30 Mar 2012

Typhoon Pakhar heading for Vietnam

Earlier this week, I mentioned that the weather computer models were hinting at a typhoon forming in the South China Sea to the east of Vietnam and the forecast has come to fruition.

Typhoon Pakhar is currently around 250 miles away from the coast of southern Vietnam and has been gaining energy from the tropical ocean, gradually becoming stronger.

The storm is expected to peak in strength on Saturday evening local time, with sustained winds of around 90mph and gusts up to 115mph, as it approaches the Vietnamese coast – placing it at an equivalent strength of a category 2 hurricane.

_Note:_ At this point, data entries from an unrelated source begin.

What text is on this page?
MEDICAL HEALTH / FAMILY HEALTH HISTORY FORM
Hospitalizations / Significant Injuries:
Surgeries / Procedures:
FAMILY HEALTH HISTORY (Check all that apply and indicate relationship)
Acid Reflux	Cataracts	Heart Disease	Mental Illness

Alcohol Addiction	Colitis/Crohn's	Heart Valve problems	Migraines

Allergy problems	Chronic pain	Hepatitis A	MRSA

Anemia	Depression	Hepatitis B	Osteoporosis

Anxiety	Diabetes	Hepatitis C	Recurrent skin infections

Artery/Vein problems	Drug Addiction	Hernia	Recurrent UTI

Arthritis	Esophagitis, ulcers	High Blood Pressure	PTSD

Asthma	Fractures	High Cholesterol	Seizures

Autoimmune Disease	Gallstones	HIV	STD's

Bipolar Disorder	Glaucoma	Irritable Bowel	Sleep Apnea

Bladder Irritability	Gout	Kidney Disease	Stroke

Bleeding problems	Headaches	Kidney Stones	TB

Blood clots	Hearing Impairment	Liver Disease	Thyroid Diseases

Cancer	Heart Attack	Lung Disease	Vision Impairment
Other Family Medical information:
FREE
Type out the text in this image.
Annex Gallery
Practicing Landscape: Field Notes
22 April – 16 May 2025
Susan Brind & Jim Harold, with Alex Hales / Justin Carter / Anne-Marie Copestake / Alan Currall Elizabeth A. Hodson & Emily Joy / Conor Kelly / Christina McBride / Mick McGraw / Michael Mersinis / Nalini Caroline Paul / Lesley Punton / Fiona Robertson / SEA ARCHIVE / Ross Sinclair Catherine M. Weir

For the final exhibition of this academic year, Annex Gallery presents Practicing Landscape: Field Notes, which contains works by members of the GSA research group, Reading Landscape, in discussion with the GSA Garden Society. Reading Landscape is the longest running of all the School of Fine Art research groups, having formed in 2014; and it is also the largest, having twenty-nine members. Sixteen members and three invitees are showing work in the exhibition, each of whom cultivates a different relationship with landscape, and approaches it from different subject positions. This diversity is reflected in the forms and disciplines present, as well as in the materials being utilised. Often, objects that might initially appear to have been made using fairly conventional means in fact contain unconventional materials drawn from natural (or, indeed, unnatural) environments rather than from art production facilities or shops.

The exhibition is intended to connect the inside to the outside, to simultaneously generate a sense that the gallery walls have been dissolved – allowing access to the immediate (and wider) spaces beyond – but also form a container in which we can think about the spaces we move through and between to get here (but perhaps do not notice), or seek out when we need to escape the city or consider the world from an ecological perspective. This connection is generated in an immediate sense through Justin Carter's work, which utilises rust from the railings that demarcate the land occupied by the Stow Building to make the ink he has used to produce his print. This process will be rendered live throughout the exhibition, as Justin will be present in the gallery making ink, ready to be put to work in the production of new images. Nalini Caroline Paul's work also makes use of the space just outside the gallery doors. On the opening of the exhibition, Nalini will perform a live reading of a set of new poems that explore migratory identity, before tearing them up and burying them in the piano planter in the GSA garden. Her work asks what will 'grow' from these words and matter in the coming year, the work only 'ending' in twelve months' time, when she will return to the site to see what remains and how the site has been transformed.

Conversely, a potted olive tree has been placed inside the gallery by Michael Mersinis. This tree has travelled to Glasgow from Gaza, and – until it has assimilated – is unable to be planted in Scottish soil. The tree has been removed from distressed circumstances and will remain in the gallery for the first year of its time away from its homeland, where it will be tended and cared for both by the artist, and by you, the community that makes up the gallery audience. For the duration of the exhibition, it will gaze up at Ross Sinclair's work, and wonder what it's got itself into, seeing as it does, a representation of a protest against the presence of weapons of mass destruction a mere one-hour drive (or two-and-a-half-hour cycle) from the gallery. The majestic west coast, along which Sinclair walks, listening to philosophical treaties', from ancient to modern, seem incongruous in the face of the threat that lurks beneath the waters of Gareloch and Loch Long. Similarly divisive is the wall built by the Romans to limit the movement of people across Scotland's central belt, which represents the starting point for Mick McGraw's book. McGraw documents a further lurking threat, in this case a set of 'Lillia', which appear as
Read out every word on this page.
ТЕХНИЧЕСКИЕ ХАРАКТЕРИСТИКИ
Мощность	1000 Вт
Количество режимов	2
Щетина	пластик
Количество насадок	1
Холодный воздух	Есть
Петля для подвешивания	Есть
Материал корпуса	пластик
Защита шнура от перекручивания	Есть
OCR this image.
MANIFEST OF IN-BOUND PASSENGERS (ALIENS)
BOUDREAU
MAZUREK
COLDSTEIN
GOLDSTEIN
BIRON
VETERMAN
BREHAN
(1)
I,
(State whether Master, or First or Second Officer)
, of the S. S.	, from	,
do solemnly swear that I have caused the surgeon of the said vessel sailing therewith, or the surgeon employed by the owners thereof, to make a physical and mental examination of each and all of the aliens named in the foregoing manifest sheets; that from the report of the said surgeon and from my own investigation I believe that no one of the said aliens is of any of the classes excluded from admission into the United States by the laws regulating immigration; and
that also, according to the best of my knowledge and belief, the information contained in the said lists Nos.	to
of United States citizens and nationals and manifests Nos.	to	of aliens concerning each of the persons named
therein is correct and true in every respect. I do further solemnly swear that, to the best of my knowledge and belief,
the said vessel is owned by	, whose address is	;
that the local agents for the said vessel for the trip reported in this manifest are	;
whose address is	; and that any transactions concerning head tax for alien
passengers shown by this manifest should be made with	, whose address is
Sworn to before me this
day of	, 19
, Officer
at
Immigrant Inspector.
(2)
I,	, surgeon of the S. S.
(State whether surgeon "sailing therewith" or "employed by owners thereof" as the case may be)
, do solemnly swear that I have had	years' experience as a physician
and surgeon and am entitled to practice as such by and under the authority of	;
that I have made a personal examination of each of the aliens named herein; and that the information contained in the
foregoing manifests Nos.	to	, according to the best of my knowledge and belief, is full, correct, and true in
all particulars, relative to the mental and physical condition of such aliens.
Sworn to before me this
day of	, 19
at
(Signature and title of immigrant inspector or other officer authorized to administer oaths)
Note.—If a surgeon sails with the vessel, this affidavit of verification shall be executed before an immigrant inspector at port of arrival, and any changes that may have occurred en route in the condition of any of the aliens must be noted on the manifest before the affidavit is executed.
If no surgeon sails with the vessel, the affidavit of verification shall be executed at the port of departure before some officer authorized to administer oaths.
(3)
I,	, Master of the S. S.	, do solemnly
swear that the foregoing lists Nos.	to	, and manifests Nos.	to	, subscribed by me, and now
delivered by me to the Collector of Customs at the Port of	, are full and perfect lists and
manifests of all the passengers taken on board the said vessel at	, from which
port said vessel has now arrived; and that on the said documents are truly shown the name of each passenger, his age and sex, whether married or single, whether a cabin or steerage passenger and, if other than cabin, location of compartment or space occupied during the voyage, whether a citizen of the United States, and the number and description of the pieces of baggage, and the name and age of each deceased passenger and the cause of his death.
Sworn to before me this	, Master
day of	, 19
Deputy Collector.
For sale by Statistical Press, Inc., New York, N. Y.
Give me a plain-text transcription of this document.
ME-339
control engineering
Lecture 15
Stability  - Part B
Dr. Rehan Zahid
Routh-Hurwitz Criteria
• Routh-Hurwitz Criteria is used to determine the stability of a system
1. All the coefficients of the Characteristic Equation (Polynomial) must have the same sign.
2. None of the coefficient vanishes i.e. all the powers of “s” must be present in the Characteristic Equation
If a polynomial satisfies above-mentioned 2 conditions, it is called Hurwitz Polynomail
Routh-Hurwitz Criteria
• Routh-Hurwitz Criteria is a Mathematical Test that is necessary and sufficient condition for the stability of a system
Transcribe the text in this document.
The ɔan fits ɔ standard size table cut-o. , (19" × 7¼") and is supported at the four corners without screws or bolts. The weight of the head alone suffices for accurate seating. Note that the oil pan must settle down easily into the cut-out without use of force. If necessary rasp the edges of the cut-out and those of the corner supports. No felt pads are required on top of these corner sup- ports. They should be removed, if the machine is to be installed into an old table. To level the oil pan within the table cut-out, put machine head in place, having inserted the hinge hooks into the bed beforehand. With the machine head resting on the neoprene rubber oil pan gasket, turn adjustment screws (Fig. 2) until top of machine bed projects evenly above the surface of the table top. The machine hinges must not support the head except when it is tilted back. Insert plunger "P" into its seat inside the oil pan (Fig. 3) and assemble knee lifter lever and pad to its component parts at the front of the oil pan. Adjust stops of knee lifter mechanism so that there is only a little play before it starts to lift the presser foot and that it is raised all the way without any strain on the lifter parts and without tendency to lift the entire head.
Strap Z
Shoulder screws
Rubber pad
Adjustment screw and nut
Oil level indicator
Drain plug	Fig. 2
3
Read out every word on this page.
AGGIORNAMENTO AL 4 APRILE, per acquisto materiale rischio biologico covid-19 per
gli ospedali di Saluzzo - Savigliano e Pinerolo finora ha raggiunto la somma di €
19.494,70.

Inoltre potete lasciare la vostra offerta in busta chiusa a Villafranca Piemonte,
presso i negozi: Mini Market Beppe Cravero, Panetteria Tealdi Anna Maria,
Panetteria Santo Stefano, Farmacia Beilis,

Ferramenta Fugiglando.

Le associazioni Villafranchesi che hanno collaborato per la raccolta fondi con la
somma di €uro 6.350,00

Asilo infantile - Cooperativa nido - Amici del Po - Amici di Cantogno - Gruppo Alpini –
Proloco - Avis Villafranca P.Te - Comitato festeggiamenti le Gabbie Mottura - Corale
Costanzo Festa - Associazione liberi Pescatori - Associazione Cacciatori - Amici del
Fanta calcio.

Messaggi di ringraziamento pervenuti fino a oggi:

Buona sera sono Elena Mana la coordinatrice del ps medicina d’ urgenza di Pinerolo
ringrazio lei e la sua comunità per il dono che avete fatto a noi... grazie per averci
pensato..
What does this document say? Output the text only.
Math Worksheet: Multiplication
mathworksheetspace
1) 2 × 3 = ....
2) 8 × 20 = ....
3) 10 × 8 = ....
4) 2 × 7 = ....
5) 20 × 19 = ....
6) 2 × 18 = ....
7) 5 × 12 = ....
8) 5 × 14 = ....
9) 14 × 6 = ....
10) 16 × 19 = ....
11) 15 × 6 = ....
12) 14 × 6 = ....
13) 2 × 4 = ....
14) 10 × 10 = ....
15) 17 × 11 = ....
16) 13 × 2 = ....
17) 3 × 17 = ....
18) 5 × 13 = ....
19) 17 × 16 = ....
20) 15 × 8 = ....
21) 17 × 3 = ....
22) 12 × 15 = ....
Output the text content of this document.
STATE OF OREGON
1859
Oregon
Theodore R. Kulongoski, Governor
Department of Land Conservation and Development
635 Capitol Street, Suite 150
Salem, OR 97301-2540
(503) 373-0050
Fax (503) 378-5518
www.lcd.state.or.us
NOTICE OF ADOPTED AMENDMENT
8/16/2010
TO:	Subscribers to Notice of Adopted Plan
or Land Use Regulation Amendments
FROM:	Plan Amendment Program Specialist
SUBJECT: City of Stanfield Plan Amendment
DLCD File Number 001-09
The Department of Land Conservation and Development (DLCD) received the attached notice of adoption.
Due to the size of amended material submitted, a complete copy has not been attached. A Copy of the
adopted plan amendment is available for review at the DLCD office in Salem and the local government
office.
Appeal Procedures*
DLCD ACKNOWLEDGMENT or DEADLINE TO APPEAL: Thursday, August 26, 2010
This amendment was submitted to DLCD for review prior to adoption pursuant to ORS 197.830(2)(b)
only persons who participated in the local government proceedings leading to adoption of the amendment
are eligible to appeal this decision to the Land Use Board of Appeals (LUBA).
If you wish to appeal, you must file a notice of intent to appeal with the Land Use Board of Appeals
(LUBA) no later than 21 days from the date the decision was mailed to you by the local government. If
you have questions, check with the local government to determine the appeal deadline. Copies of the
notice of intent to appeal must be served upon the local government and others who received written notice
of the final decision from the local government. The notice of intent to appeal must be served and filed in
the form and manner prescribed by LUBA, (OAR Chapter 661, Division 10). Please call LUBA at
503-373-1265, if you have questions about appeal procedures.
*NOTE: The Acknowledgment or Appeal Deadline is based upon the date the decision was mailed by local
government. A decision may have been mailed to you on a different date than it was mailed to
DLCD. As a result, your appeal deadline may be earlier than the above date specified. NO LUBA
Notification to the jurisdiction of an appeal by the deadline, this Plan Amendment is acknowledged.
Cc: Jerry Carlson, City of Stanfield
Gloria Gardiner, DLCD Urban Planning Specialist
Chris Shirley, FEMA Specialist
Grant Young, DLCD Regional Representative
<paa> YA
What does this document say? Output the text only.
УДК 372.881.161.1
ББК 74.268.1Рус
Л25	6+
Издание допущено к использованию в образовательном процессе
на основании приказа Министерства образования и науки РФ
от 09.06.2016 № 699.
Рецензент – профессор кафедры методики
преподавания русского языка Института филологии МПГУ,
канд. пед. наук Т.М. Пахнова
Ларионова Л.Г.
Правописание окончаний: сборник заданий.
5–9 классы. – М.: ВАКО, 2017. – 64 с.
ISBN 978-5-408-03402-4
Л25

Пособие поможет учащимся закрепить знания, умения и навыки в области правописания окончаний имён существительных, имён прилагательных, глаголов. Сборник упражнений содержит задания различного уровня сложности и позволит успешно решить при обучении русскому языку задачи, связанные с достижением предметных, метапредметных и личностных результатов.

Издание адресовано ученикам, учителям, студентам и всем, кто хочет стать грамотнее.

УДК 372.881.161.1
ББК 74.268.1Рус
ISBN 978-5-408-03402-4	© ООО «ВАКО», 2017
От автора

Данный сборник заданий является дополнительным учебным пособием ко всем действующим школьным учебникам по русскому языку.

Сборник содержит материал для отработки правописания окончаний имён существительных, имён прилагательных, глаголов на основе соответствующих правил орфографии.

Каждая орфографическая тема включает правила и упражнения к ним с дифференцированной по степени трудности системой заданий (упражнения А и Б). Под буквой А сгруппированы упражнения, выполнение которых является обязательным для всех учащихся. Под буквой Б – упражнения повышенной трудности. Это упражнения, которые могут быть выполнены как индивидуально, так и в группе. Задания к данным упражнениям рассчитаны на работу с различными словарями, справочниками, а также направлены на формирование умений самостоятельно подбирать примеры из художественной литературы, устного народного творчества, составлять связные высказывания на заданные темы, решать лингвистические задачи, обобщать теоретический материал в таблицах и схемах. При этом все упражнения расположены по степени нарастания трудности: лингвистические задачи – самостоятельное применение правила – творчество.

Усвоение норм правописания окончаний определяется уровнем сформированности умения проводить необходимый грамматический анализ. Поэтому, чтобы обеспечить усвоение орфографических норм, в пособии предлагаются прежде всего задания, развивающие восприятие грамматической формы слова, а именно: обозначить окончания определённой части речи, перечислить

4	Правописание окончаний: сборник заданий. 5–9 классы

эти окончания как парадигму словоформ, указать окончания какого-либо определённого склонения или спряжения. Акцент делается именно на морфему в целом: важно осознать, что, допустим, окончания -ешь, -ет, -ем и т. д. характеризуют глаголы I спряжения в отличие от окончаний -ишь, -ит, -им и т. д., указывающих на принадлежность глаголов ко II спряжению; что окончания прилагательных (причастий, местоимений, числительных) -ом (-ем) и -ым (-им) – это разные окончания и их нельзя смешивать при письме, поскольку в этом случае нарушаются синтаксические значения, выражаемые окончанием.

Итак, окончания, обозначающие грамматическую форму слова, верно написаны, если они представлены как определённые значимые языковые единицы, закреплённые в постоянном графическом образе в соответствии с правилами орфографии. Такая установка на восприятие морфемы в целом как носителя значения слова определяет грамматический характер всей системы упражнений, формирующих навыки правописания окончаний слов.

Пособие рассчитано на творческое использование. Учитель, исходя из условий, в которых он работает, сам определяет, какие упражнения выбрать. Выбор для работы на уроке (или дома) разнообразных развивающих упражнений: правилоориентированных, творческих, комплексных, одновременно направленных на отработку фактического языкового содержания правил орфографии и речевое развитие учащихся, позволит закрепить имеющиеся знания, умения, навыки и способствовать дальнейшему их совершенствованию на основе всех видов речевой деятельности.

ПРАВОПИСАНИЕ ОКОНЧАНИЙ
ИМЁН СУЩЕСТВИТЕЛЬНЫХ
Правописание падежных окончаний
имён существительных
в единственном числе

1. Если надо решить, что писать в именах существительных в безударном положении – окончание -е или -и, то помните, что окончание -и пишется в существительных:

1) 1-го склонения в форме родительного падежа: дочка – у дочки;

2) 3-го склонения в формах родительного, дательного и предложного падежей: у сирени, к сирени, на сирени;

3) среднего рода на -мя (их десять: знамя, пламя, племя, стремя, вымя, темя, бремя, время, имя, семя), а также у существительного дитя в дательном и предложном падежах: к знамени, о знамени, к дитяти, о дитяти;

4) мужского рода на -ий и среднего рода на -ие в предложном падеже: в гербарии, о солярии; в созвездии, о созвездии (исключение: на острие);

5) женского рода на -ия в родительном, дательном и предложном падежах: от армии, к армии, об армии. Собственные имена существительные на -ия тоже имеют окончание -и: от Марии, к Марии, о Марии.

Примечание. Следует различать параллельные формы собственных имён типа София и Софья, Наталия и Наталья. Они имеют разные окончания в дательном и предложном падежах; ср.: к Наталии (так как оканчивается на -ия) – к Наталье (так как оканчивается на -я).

As the typhoon makes landfall, damaging gusts of wind are expected, as well as a storm surge, with waves in excess of 5 metres possible.

Image of Typhoon Pakhar – courtesy of CIMSS

There’ll also be heavy rain which will give a significant risk of flooding – particularly as the air is forced up over the mountains, causing the air to rise and condense more readily, enhancing the intensity of the rainfall.

Although once the storm makes landfall, it will rapidly weaken as it loses its supply of energy from the warm ocean waters.

Nevertheless, the remnants of the typhoon will push inland across southern Vietnam during the next few days as a tropical depression and reach eastern parts of Cambodia early next week.

Whilst the winds will have diminished by this stage, the remnants of the storm will still contain a lot of moisture and given that it is moving quite slowly, some places could see torrential rain falling for a considerable length of time.

Some of the weather computer models are suggesting that southern parts of Vietnam and eastern Cambodia could see as much as 100-150mm of rain during the next four days.

In the northern hemisphere, most tropical cyclones occur between June and November, with a peak in November. However, in the north west Pacific, they can occur at other times of the year.